In dem geheimen Text, der - weshalb auch immer - an die Medien "durchsickerte", steht statt "unter Einschluß aller unserer Möglichkeiten" explizit "unter Einschluß von Atomwaffen". Laut Washington Post vom 11.Dezember 2002 nennt "ein streng geheimer Anhang der Direktive die Länder Iran, Syrien, Nordkorea und Libyen als zentralen Fokus des neuen Ansatzes der USA". Eine entscheidende Passage dieses Dokuments lautet: "Das primäre Ziel... ist die Abwehr eines unmittelbaren Angriffs und die Eliminierung der Gefahr zukünftiger Angriffe. Abschreckung und Prävention erfordern wirkungsvolle Antworten und Fähigkeiten für robuste Schläge... Eine wirkungsvolle Antwort der USA wird nicht nur die Quelle des Angriffs mit Massenvernichtungswaffen beseitigen, sondern auch einen starken abschreckenden Effekt auf andere Gegner haben, die Massenvernichtungswaffen besitzen oder deren Besitz anstreben."

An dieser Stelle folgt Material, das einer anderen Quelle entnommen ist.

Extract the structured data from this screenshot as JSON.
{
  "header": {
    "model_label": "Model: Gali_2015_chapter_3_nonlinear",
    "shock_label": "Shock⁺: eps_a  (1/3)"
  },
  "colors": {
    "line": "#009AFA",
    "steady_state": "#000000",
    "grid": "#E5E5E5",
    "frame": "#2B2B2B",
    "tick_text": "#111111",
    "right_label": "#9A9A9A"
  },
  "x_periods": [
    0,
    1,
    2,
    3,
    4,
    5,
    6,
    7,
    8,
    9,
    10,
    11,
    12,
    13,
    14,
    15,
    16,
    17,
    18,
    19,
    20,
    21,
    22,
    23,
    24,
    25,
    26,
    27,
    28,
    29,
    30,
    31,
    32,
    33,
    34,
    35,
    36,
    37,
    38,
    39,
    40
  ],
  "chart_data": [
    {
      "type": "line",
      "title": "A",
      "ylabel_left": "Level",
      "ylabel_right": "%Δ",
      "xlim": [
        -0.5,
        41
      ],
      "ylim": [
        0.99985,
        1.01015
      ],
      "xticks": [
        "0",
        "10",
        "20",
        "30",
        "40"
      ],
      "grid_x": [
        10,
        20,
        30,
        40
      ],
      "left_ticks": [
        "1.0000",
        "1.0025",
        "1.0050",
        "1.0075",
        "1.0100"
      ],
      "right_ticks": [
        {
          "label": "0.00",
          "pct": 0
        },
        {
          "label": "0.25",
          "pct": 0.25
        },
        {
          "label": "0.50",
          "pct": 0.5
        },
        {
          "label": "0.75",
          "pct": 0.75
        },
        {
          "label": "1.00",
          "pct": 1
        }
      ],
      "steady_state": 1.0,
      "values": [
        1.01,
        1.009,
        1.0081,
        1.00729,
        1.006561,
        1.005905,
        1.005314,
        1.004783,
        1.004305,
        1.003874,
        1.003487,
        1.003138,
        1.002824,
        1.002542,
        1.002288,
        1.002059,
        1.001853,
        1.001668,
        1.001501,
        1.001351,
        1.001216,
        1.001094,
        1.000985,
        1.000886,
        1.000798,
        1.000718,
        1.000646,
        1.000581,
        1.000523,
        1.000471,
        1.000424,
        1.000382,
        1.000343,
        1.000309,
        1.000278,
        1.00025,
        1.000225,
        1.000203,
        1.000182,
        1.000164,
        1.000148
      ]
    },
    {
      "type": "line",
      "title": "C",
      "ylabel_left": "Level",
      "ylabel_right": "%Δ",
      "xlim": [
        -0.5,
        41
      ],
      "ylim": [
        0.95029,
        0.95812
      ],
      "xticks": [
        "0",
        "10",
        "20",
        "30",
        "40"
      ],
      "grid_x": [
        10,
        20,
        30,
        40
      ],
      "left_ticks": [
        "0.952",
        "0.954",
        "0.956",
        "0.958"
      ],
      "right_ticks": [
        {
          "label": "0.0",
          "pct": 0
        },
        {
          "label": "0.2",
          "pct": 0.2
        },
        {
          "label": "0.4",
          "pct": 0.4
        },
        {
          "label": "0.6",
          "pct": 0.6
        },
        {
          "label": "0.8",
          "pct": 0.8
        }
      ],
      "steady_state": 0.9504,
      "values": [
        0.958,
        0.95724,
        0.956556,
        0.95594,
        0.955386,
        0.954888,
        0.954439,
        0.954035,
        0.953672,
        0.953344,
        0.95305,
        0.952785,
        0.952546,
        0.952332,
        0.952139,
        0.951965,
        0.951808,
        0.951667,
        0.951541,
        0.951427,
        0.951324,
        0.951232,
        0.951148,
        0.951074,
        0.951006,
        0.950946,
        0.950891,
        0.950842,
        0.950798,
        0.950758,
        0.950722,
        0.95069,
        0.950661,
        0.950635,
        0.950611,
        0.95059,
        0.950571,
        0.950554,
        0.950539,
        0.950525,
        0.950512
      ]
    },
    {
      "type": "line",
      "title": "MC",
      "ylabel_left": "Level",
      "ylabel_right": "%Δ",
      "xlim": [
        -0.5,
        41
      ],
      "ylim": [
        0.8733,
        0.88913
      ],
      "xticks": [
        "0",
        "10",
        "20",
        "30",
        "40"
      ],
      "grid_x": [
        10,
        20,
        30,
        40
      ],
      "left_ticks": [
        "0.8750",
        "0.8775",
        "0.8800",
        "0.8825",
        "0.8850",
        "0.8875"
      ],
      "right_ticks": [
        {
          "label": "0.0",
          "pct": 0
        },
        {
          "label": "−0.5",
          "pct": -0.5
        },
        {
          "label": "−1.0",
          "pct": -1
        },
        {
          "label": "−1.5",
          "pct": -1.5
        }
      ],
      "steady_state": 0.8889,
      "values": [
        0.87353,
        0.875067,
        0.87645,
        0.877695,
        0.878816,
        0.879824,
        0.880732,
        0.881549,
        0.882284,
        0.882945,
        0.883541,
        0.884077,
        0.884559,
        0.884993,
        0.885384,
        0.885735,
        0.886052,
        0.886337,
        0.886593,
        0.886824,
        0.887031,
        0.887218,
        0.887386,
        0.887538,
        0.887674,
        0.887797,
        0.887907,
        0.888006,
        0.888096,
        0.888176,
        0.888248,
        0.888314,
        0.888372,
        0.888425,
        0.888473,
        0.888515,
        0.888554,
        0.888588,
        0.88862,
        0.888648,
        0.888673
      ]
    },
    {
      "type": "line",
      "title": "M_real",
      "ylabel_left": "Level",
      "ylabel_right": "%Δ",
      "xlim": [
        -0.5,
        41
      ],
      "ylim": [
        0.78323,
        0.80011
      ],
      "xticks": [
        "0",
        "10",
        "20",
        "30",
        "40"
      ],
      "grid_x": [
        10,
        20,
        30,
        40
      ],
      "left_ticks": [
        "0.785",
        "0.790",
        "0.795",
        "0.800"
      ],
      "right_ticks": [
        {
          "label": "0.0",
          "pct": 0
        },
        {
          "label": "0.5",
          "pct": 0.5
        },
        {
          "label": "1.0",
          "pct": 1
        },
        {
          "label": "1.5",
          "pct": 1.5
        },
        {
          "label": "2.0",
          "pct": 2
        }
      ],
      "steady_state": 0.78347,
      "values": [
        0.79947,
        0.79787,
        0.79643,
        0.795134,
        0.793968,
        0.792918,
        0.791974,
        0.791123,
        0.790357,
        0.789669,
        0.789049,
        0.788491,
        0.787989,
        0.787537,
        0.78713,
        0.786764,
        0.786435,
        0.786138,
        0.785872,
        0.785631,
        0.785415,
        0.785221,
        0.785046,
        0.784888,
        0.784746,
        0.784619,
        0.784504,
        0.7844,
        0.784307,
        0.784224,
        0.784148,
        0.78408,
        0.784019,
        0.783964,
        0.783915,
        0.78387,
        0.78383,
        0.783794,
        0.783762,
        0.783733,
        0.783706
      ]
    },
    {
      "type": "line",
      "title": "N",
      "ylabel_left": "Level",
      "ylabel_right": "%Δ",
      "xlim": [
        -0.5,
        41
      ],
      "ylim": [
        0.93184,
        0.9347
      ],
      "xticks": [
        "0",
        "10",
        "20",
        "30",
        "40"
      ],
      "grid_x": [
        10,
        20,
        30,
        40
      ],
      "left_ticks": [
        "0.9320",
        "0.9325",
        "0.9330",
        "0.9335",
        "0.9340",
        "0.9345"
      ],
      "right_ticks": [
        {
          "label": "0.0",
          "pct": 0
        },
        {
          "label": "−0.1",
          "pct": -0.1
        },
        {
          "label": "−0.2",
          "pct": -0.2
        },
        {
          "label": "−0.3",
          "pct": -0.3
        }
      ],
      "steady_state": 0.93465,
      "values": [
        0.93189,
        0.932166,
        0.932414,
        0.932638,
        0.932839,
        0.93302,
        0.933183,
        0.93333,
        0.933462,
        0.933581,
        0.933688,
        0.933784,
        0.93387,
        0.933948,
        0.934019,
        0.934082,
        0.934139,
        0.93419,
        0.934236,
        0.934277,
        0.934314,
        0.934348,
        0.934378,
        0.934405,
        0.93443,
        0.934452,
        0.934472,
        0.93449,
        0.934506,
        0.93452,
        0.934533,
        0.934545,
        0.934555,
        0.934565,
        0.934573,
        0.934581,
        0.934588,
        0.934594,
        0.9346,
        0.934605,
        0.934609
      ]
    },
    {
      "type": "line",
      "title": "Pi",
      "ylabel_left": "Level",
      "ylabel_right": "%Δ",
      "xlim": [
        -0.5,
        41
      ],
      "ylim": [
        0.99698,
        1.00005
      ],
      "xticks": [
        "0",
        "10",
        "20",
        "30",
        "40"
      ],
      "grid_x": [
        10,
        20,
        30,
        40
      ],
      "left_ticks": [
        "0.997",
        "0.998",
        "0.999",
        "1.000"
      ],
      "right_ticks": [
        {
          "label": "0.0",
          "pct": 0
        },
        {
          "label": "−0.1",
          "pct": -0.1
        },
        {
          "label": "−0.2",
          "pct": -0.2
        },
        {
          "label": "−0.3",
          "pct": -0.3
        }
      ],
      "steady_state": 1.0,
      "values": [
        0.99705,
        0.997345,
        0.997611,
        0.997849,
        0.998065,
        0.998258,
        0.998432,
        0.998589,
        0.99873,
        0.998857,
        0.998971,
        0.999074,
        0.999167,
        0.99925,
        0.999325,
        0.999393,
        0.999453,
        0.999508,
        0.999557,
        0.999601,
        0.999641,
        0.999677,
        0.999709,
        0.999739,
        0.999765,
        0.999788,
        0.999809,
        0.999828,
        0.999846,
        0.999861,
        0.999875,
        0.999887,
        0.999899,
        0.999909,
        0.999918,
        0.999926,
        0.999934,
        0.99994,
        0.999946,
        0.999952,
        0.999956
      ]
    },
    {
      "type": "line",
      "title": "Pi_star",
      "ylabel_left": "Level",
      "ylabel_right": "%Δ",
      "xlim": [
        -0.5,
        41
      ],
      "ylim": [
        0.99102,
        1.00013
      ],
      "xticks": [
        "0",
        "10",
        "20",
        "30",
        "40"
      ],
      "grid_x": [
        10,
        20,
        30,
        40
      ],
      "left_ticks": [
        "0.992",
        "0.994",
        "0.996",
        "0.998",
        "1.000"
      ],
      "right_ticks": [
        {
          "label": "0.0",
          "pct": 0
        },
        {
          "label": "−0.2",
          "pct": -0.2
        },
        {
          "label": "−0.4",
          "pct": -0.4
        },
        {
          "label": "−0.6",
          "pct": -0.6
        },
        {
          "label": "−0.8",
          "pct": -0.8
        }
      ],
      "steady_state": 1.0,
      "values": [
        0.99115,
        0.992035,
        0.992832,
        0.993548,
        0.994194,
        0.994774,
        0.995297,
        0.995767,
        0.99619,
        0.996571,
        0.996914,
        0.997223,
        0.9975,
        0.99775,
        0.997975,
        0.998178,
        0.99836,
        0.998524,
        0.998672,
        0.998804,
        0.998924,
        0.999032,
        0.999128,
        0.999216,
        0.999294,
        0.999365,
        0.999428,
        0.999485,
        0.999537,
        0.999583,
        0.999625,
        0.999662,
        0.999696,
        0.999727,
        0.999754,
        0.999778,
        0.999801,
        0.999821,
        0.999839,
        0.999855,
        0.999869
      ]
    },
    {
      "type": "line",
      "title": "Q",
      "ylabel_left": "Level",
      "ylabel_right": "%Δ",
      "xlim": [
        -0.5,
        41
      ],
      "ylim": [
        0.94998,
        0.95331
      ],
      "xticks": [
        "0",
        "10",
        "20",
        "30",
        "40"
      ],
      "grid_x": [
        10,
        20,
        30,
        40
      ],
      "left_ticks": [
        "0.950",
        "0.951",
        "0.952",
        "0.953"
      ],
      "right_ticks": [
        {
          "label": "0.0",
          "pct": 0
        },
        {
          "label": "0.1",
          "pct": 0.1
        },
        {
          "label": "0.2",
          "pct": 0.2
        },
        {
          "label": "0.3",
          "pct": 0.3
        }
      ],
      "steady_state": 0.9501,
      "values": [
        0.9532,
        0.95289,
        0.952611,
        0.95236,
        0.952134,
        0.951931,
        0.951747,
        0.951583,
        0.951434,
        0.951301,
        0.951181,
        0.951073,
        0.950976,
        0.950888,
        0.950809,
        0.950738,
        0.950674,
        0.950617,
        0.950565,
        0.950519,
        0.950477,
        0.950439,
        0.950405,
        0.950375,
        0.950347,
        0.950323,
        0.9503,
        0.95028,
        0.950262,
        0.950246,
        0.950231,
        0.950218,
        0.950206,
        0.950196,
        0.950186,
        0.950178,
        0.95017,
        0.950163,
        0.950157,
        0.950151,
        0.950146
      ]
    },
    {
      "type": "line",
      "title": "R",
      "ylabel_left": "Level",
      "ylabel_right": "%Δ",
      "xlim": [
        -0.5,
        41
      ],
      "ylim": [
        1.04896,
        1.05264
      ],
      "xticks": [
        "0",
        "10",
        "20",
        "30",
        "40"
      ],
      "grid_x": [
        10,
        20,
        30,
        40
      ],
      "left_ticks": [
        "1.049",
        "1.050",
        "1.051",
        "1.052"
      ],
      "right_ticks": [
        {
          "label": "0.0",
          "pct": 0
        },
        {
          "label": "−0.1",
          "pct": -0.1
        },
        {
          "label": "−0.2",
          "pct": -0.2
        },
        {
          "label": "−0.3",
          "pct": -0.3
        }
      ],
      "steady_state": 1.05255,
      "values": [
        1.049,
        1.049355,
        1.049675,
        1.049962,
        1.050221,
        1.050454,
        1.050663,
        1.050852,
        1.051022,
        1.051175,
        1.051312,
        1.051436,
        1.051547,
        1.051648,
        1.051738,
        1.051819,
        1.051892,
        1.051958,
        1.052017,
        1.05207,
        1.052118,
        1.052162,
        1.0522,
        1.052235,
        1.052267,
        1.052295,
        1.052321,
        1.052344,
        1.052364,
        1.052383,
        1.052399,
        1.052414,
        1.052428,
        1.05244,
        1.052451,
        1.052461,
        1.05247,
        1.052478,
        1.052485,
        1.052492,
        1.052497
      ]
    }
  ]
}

Wenn mit Atomwaffen ein abschreckendes Exempel statuiert werden soll, so ist denkbar, daß die Regierung Bush schon im Rahmen eines Irakkriegs ein derartiges Exempel statuiert. Vor allem muß man wissen: Falls sich Rumfelds Vorstellungen, "das Nötige mit konventionellen Mittel tun zu können" als zu optimistisch herausstellen, ist der Wille und die operative Fähigkeit vorhanden, Atombomben einzusetzen. Am 21.Februar 2003 stellte deshalb ein EIR-Korrespondent dem US-Regierungssprecher Ari Fleischer die konkrete Frage: "Würde der Präsident im Kampf gegen Saddam Hussein den Einsatz der sogenannten 'Miniatur-Atomwaffen' untersagen?" Fleischers Antwort war: "Das Weiße Haus und die Regierung schließen nichts ein oder aus. Wir wollen hier nicht über spezifische Munitionsarten sprechen."